Wednesday 4 June 2014

Forget going forwards

I need to take a step back!

(but this time it's intentional)


For someone who was supposed to be pulling their socks up and starting afresh - this morning could have begun in a slightly kinder fashion!  Al left for work early and typically my insomnia was no where to be seen, consequently I thought it best to set my alarm so I didn't oversleep. It felt like my head had barely touched the pillow when it rang, I switched it off and promptly fell back to sleep for another twenty minutes. Flying out of bed I couldn't help but get the feeling that something wasn't quite right, a look at the clock in H's room confirmed my suspicions - I had changed the time of the clock and not the alarm, fast forwarding through the 50 minutes I had hoped to be asleep for!

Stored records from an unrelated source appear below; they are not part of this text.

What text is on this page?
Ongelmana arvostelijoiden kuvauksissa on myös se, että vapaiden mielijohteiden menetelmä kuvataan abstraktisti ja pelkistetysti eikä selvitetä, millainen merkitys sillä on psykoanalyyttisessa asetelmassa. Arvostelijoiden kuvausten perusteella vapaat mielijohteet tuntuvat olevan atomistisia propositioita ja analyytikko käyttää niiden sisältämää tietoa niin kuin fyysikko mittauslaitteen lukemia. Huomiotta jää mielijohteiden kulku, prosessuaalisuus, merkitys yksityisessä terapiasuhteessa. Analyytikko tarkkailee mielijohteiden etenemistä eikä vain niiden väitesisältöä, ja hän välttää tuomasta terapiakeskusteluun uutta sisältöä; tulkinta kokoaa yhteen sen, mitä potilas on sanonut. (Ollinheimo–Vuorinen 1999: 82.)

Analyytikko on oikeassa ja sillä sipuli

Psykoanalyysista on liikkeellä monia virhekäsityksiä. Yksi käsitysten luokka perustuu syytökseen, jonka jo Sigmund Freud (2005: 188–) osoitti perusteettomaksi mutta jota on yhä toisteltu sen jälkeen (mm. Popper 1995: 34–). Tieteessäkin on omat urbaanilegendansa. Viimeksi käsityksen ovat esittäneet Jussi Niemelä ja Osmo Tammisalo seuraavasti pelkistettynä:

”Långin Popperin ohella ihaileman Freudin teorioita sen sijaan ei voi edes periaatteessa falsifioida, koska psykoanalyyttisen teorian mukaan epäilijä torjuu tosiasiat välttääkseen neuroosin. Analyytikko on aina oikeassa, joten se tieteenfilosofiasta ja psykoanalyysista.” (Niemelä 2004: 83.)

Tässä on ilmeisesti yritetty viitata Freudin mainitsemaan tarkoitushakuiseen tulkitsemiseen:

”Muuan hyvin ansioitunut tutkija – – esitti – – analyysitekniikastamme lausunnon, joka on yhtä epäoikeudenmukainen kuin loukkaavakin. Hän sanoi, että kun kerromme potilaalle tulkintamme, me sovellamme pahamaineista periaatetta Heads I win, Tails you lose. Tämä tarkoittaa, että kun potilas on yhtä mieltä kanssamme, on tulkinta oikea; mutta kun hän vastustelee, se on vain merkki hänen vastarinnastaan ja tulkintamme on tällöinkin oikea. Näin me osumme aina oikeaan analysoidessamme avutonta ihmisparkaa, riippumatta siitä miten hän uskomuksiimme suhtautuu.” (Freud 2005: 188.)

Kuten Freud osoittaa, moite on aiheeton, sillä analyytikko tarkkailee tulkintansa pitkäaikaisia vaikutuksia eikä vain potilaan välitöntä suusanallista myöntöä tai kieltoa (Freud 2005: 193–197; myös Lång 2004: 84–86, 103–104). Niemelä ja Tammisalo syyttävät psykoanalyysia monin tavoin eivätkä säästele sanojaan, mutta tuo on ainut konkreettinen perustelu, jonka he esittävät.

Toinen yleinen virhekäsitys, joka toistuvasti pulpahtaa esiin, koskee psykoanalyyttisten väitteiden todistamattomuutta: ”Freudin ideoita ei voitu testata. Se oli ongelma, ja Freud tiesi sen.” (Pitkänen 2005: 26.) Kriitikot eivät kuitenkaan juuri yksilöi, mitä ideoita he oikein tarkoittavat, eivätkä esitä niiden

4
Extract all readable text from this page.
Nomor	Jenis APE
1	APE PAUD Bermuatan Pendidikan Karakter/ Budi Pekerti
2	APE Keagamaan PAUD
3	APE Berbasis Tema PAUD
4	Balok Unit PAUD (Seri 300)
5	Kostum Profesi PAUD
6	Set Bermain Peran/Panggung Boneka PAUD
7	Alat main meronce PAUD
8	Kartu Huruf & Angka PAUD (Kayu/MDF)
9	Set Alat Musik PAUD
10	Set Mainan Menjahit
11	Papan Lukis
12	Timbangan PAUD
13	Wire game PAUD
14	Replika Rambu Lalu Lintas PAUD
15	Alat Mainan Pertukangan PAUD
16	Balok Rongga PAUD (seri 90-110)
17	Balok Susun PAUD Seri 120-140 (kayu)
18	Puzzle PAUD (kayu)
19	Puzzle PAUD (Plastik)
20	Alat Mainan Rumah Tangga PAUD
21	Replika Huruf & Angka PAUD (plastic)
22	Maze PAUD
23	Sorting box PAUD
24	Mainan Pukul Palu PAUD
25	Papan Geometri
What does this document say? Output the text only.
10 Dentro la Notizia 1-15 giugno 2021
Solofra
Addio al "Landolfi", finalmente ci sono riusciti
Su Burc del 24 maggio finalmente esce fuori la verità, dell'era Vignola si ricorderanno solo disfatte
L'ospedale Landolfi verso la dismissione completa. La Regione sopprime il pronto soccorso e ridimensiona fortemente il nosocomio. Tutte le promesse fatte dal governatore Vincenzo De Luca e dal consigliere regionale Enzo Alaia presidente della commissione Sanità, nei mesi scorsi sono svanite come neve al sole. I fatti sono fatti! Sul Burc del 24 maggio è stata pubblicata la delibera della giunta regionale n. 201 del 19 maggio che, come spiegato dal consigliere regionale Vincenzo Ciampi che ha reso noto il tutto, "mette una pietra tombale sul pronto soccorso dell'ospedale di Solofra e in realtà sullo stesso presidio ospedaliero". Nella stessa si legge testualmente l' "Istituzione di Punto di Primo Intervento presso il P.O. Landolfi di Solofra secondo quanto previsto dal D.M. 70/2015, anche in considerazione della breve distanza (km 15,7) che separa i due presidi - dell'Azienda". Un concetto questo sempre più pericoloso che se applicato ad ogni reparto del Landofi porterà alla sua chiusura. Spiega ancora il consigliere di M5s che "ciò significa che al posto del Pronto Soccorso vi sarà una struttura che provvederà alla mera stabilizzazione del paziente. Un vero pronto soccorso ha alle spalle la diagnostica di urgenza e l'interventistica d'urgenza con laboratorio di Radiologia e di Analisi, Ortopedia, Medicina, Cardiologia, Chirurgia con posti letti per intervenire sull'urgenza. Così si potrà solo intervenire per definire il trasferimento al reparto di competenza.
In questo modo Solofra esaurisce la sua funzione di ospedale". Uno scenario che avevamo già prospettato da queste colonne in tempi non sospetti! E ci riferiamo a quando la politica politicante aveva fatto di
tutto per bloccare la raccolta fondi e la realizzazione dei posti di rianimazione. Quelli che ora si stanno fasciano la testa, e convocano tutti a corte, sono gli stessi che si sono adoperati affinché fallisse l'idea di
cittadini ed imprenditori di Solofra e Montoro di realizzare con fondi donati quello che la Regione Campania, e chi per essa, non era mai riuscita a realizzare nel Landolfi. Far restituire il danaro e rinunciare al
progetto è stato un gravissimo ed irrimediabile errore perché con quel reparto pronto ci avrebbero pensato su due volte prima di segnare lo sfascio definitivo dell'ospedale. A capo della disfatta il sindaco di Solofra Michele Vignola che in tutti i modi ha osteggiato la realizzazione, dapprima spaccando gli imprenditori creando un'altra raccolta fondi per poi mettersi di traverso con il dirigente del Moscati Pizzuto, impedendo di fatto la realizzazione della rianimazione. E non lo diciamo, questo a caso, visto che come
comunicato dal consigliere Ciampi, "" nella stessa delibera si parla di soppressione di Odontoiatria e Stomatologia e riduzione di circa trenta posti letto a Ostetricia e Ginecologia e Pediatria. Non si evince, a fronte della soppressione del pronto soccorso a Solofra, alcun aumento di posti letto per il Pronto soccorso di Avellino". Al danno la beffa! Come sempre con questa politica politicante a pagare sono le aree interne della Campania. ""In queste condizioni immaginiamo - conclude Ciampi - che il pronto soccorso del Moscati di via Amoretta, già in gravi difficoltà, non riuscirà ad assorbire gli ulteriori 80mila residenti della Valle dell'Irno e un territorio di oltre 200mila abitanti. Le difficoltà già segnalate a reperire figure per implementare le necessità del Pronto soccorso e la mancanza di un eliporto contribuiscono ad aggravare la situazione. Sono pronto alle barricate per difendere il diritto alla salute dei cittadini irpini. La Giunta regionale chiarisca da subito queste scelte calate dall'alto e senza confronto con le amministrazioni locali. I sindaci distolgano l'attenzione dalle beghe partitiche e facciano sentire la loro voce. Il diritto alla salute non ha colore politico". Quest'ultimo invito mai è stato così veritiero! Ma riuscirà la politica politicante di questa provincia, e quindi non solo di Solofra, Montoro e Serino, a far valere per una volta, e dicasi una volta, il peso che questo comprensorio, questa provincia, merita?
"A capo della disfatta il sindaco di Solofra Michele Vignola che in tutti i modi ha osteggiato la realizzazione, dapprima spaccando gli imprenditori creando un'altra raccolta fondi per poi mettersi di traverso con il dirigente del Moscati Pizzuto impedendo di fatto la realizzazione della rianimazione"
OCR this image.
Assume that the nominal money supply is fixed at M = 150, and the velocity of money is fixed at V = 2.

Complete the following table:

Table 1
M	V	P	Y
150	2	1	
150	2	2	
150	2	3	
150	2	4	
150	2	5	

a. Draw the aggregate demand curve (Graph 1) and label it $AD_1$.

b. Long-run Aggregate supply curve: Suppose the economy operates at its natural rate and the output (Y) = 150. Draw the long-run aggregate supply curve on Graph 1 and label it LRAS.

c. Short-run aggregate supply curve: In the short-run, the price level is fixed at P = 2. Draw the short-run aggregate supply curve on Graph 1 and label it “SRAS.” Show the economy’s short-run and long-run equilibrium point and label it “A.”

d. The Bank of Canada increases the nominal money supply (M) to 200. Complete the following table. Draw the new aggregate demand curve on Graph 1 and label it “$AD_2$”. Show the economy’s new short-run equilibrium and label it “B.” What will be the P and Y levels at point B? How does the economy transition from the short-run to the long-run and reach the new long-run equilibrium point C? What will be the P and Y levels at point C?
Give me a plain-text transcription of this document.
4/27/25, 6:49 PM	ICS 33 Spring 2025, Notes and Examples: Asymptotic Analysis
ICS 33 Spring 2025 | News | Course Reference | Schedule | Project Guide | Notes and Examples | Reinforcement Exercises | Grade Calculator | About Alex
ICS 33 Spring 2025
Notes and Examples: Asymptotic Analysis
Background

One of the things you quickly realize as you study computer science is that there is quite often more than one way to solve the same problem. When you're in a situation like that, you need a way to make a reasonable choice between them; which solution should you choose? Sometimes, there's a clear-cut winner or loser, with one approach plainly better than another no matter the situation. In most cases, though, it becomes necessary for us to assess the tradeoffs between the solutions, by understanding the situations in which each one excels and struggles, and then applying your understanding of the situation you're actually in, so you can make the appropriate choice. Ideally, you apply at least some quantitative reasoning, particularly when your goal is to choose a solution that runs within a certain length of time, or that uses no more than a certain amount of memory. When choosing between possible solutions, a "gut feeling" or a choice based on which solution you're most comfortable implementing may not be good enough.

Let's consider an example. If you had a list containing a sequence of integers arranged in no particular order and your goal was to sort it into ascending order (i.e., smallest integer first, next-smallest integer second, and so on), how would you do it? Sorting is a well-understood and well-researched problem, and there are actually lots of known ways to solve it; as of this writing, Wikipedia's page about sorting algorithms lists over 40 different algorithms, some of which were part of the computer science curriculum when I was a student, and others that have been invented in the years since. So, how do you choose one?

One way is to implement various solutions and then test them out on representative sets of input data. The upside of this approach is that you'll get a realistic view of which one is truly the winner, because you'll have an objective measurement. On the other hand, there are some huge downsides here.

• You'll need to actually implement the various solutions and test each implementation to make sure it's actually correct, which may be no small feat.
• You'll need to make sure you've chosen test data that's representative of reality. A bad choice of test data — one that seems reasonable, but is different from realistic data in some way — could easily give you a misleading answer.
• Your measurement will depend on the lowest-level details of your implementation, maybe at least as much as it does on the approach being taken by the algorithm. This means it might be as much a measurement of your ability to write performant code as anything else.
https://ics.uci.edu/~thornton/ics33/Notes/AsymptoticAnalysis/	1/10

Oh well, perhaps my day would get better - it didn't, nothing major just lost of frustrating little bits that didn't quite go the way I wanted them to, like knocking a pint of water over just before I started cooking tea. Which isn't surprising because my head's busy and I'm permanently in a bit of a flap - I think it's time I took a step back, although I get the distinct impression that I've talked about the need to do this before.

It is becoming blatantly obvious to me (and no doubt you) that I get too easily side tracked and find myself fixating on things that I have very little control over rather than getting on with what I can do and letting the rest take care of itself.  A prime example being my search today to find a half marathon before next summer (need to talk to you about the Great North Run RLB and HM) which instead ended up being a search for a website I'd been on previously and wanted to find again (but didn't!).

Despite all good intentions and kind words of support and advice, I am not going to be able to stop worrying overnight and have spent too much of today caught up in the same futile internal conversation (oh and a couple of external ones - sorry Al and C) of "what if's" regarding my fundraising and afternoon tea. But I am not a completely lost cause - yet!

I have put away all my card making stuff until after next weekend (unless I get an order in which case I will more than happily get it all out again!). Tomorrow is the start of the big tidy up in preparation for having people round because irrespective of whether or not I get to my magic twelve, there are seven who've already said they'll come so I'd better start focussing on them and providing some good food in pleasant surroundings!

And ladies I may still have to master the art of the mini frittata but the brownies I made this morning are to die for (not that I tasted any of course!).

M - 706
Total Distance Covered remains at 122.4 miles (although I did walk 4 with the dog).